This is a chronological list of editors of Horn Book Magazine.

Bertha Mahony Miller

Bertha Mahony Miller was the founding editor of Horn Book. She served in that post from 1924 to 1951.

Jennie Lindquist
Jennie D. Lindquist served as editor from 1951 to 1958. Before that, she held the title of managing editor under Bertha Mahony Miller.

Ruth Hill Viguers
Ruth Hill Viguers was the editor from 1958 to 1967. She was known to write stories concerning social realism.

Paul Heins
Paul Heins served as editor from 1967 to 1974 and was also a noted book critic. Before his tenure as editor, Heins was a teacher at the Boston English High School. During his editorship, he created the controversial Eleanor Cameron vs.
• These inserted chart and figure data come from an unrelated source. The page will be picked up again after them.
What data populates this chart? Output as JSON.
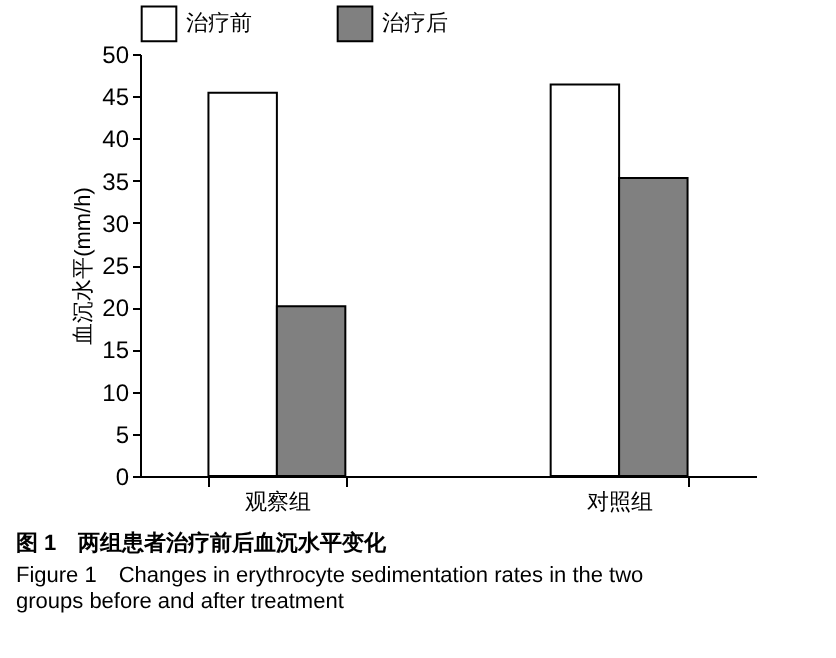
{
  "chart_data": {
    "type": "bar",
    "title": "图 1　两组患者治疗前后血沉水平变化",
    "subtitle": "Figure 1　Changes in erythrocyte sedimentation rates in the two groups before and after treatment",
    "ylabel": "血沉水平(mm/h)",
    "categories": [
      "观察组",
      "对照组"
    ],
    "series": [
      {
        "name": "治疗前",
        "color": "#ffffff",
        "values": [
          45.4,
          46.4
        ]
      },
      {
        "name": "治疗后",
        "color": "#808080",
        "values": [
          20.1,
          35.3
        ]
      }
    ],
    "ylim": [
      0,
      50
    ],
    "yticks": [
      0,
      5,
      10,
      15,
      20,
      25,
      30,
      35,
      40,
      45,
      50
    ],
    "grid": false,
    "legend": "top"
  }
}
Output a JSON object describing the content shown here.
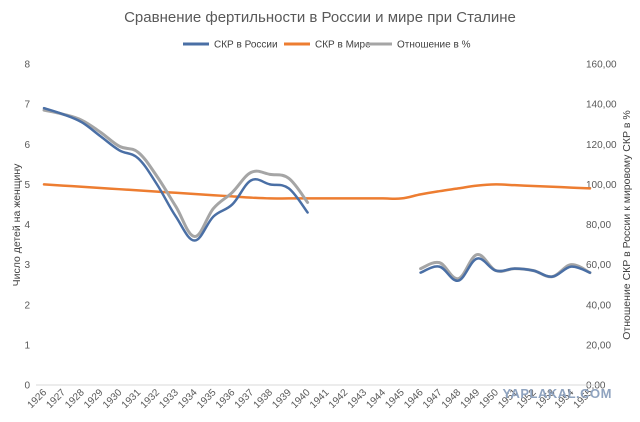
{
  "chart_data": {
    "type": "line",
    "title": "Сравнение фертильности в России и мире при Сталине",
    "ylabel": "Число детей на женщину",
    "y2label": "Отношение СКР в России  к мировому СКР в %",
    "ylim": [
      0,
      8
    ],
    "y2lim": [
      0,
      160
    ],
    "yticks": [
      "0",
      "1",
      "2",
      "3",
      "4",
      "5",
      "6",
      "7",
      "8"
    ],
    "y2ticks": [
      "0,00",
      "20,00",
      "40,00",
      "60,00",
      "80,00",
      "100,00",
      "120,00",
      "140,00",
      "160,00"
    ],
    "x": [
      1926,
      1927,
      1928,
      1929,
      1930,
      1931,
      1932,
      1933,
      1934,
      1935,
      1936,
      1937,
      1938,
      1939,
      1940,
      1941,
      1942,
      1943,
      1944,
      1945,
      1946,
      1947,
      1948,
      1949,
      1950,
      1951,
      1952,
      1953,
      1954,
      1955
    ],
    "xticks": [
      "1926",
      "1927",
      "1928",
      "1929",
      "1930",
      "1931",
      "1932",
      "1933",
      "1934",
      "1935",
      "1936",
      "1937",
      "1938",
      "1939",
      "1940",
      "1941",
      "1942",
      "1943",
      "1944",
      "1945",
      "1946",
      "1947",
      "1948",
      "1949",
      "1950",
      "1951",
      "1952",
      "1953",
      "1954",
      "1955"
    ],
    "legend_position": "top",
    "series": [
      {
        "name": "СКР в России",
        "axis": "left",
        "color": "#4a6fa5",
        "values": [
          6.9,
          6.75,
          6.55,
          6.2,
          5.85,
          5.65,
          5.0,
          4.2,
          3.6,
          4.2,
          4.5,
          5.1,
          5.0,
          4.9,
          4.3,
          null,
          null,
          null,
          null,
          null,
          2.8,
          2.95,
          2.6,
          3.15,
          2.85,
          2.9,
          2.85,
          2.7,
          2.95,
          2.8
        ]
      },
      {
        "name": "СКР в Мире",
        "axis": "left",
        "color": "#ed7d31",
        "values": [
          5.0,
          4.97,
          4.94,
          4.91,
          4.88,
          4.85,
          4.82,
          4.79,
          4.76,
          4.73,
          4.7,
          4.67,
          4.65,
          4.65,
          4.65,
          4.65,
          4.65,
          4.65,
          4.65,
          4.65,
          4.75,
          4.83,
          4.9,
          4.97,
          5.0,
          4.98,
          4.96,
          4.94,
          4.92,
          4.9
        ]
      },
      {
        "name": "Отношение в %",
        "axis": "right",
        "color": "#a5a5a5",
        "values": [
          137.0,
          135.0,
          132.0,
          126.0,
          119.0,
          116.0,
          104.0,
          89.0,
          74.0,
          88.0,
          96.0,
          106.0,
          105.0,
          103.0,
          91.0,
          null,
          null,
          null,
          null,
          null,
          58.0,
          61.0,
          53.0,
          65.0,
          57.0,
          58.0,
          57.0,
          54.0,
          60.0,
          56.0
        ]
      }
    ]
  },
  "watermark": "YAPLAKAL.COM"
}
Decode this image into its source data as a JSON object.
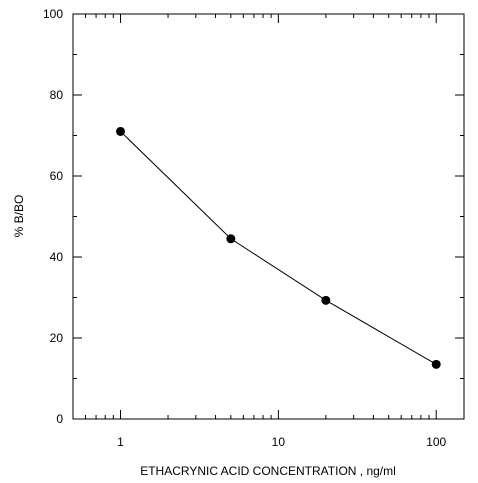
{
  "chart_data": {
    "type": "line",
    "x_scale": "log",
    "xlim": [
      0.5,
      150
    ],
    "ylim": [
      0,
      100
    ],
    "xlabel": "ETHACRYNIC ACID  CONCENTRATION , ng/ml",
    "ylabel": "% B/BO",
    "x_ticks": [
      1,
      10,
      100
    ],
    "x_tick_labels": [
      "1",
      "10",
      "100"
    ],
    "y_ticks": [
      0,
      20,
      40,
      60,
      80,
      100
    ],
    "y_tick_labels": [
      "0",
      "20",
      "40",
      "60",
      "80",
      "100"
    ],
    "grid": false,
    "legend": "none",
    "series": [
      {
        "x": [
          1,
          5,
          20,
          100
        ],
        "y": [
          71,
          44.5,
          29.3,
          13.5
        ]
      }
    ],
    "colors": {
      "line": "#000000",
      "marker": "#000000",
      "axis": "#000000"
    }
  }
}
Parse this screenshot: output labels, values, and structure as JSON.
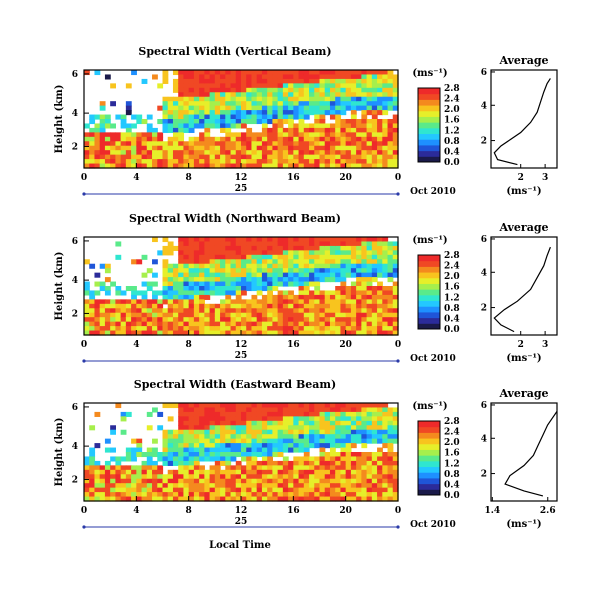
{
  "figure": {
    "xlabel": "Local Time",
    "date_label": "25",
    "month_label": "Oct 2010",
    "ylabel": "Height (km)"
  },
  "colors": {
    "colormap": [
      "#1a1a4a",
      "#2b2b9a",
      "#1f55d8",
      "#1e90ff",
      "#23c8ff",
      "#2fe6d0",
      "#5aea8a",
      "#a6ef4c",
      "#e6ef2a",
      "#f8c41e",
      "#f48a1e",
      "#f04824",
      "#ee2a2a"
    ]
  },
  "chart_data": [
    {
      "type": "heatmap",
      "panel": "spectral-width-vertical",
      "title": "Spectral Width (Vertical Beam)",
      "xlabel": "",
      "ylabel": "Height (km)",
      "xlim": [
        0,
        24
      ],
      "ylim": [
        0.4,
        6
      ],
      "x_ticks": [
        "0",
        "6",
        "12",
        "18",
        "24"
      ],
      "x_minor_labels": [
        "0",
        "4",
        "8",
        "12",
        "16",
        "20",
        "0"
      ],
      "y_ticks": [
        "2",
        "4",
        "6"
      ],
      "colorbar": {
        "unit": "(ms⁻¹)",
        "min": 0.0,
        "max": 2.8,
        "ticks": [
          "0.0",
          "0.4",
          "0.8",
          "1.2",
          "1.6",
          "2.0",
          "2.4",
          "2.8"
        ]
      },
      "boundary_layer_top_km": [
        1.2,
        1.3,
        1.4,
        1.6,
        1.8,
        1.9,
        2.0,
        2.1,
        2.2,
        2.3,
        2.4,
        2.5,
        2.6
      ],
      "average": {
        "title": "Average",
        "xlabel": "(ms⁻¹)",
        "x_ticks": [
          "2",
          "3"
        ],
        "xlim": [
          1.4,
          3.4
        ],
        "y_ticks": [
          "2",
          "4",
          "6"
        ],
        "profile": [
          [
            2.2,
            0.5
          ],
          [
            1.6,
            0.8
          ],
          [
            1.5,
            1.2
          ],
          [
            1.7,
            1.6
          ],
          [
            2.0,
            2.0
          ],
          [
            2.3,
            2.4
          ],
          [
            2.6,
            3.0
          ],
          [
            2.8,
            3.6
          ],
          [
            2.9,
            4.2
          ],
          [
            3.0,
            4.8
          ],
          [
            3.1,
            5.3
          ],
          [
            3.2,
            5.6
          ]
        ]
      }
    },
    {
      "type": "heatmap",
      "panel": "spectral-width-northward",
      "title": "Spectral Width (Northward Beam)",
      "xlabel": "",
      "ylabel": "Height (km)",
      "xlim": [
        0,
        24
      ],
      "ylim": [
        0.4,
        6
      ],
      "x_ticks": [
        "0",
        "4",
        "8",
        "12",
        "16",
        "20",
        "0"
      ],
      "y_ticks": [
        "2",
        "4",
        "6"
      ],
      "colorbar": {
        "unit": "(ms⁻¹)",
        "min": 0.0,
        "max": 2.8,
        "ticks": [
          "0.0",
          "0.4",
          "0.8",
          "1.2",
          "1.6",
          "2.0",
          "2.4",
          "2.8"
        ]
      },
      "boundary_layer_top_km": [
        1.2,
        1.3,
        1.5,
        1.6,
        1.8,
        1.9,
        2.0,
        2.1,
        2.2,
        2.3,
        2.4,
        2.5,
        2.6
      ],
      "average": {
        "title": "Average",
        "xlabel": "(ms⁻¹)",
        "x_ticks": [
          "2",
          "3"
        ],
        "xlim": [
          1.4,
          3.4
        ],
        "y_ticks": [
          "2",
          "4",
          "6"
        ],
        "profile": [
          [
            2.1,
            0.5
          ],
          [
            1.7,
            0.9
          ],
          [
            1.5,
            1.3
          ],
          [
            1.8,
            1.8
          ],
          [
            2.2,
            2.3
          ],
          [
            2.6,
            3.0
          ],
          [
            2.8,
            3.7
          ],
          [
            3.0,
            4.4
          ],
          [
            3.1,
            5.0
          ],
          [
            3.2,
            5.5
          ]
        ]
      }
    },
    {
      "type": "heatmap",
      "panel": "spectral-width-eastward",
      "title": "Spectral Width (Eastward Beam)",
      "xlabel": "Local Time",
      "ylabel": "Height (km)",
      "xlim": [
        0,
        24
      ],
      "ylim": [
        0.4,
        6
      ],
      "x_ticks": [
        "0",
        "4",
        "8",
        "12",
        "16",
        "20",
        "0"
      ],
      "y_ticks": [
        "2",
        "4",
        "6"
      ],
      "colorbar": {
        "unit": "(ms⁻¹)",
        "min": 0.0,
        "max": 2.8,
        "ticks": [
          "0.0",
          "0.4",
          "0.8",
          "1.2",
          "1.6",
          "2.0",
          "2.4",
          "2.8"
        ]
      },
      "boundary_layer_top_km": [
        1.2,
        1.3,
        1.5,
        1.6,
        1.7,
        1.9,
        2.0,
        2.1,
        2.2,
        2.3,
        2.4,
        2.5,
        2.6
      ],
      "average": {
        "title": "Average",
        "xlabel": "(ms⁻¹)",
        "x_ticks": [
          "1.4",
          "2.6"
        ],
        "xlim": [
          1.4,
          2.8
        ],
        "y_ticks": [
          "2",
          "4",
          "6"
        ],
        "profile": [
          [
            2.5,
            0.6
          ],
          [
            2.1,
            0.9
          ],
          [
            1.7,
            1.3
          ],
          [
            1.8,
            1.8
          ],
          [
            2.1,
            2.4
          ],
          [
            2.3,
            3.0
          ],
          [
            2.4,
            3.6
          ],
          [
            2.5,
            4.2
          ],
          [
            2.6,
            4.8
          ],
          [
            2.7,
            5.2
          ],
          [
            2.8,
            5.6
          ]
        ]
      }
    }
  ]
}
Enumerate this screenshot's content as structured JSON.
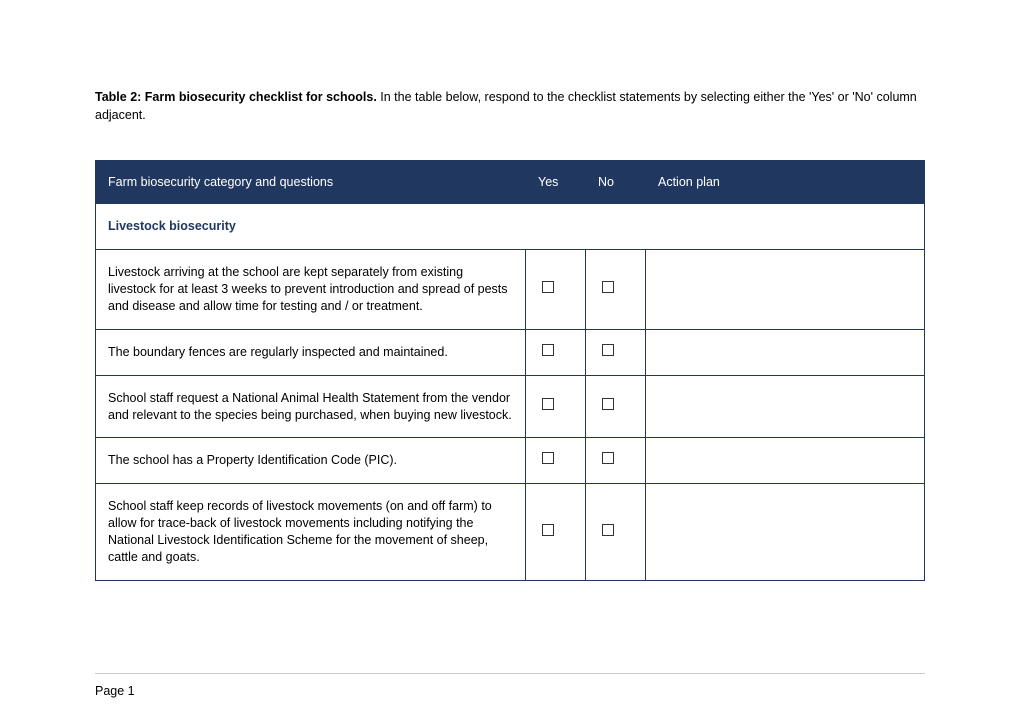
{
  "intro": {
    "title": "Table 2: Farm biosecurity checklist for schools.",
    "text": " In the table below, respond to the checklist statements by selecting either the 'Yes' or 'No' column adjacent."
  },
  "headers": {
    "category": "Farm biosecurity category and questions",
    "yes": "Yes",
    "no": "No",
    "action": "Action plan"
  },
  "section": "Livestock biosecurity",
  "rows": [
    {
      "q": "Livestock arriving at the school are kept separately from existing livestock for at least 3 weeks to prevent introduction and spread of pests and disease and allow time for testing and / or treatment."
    },
    {
      "q": "The boundary fences are regularly inspected and maintained."
    },
    {
      "q": "School staff request a National Animal Health Statement from the vendor and relevant to the species being purchased, when buying new livestock."
    },
    {
      "q": "The school has a Property Identification Code (PIC)."
    },
    {
      "q": "School staff keep records of livestock movements (on and off farm) to allow for trace-back of livestock movements including notifying the National Livestock Identification Scheme for the movement of sheep, cattle and goats."
    }
  ],
  "footer": "Page 1",
  "colors": {
    "header_bg": "#203860",
    "header_text": "#ffffff",
    "section_text": "#203860",
    "border": "#203860"
  }
}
Roald Dahl segment. He was also the author of two books: one being a retelling of Snow White illustrated by Trina Schart Hyman and the other Crosscurrents of Criticism: Horn Book Essays, 1968-1977.

Ethel Heins
Ethel L. Heins served as editor from 1974 to 1985. She added the sections "A Second Look" and "Out of Print — But Look in Your Library". Ms. Heins also wrote the book The Cat and the Cook and Other Fables of Krylov. She became editor as of the Magazine's 50th Anniversary edition.

Anita Silvey

Anita Silvey was editor of the magazine from 1985 to 1995, when she left to become the vice-president of Houghton Mifflin.

Roger Sutton
Roger Sutton became editor in 1996 and is the current editor as of 2019.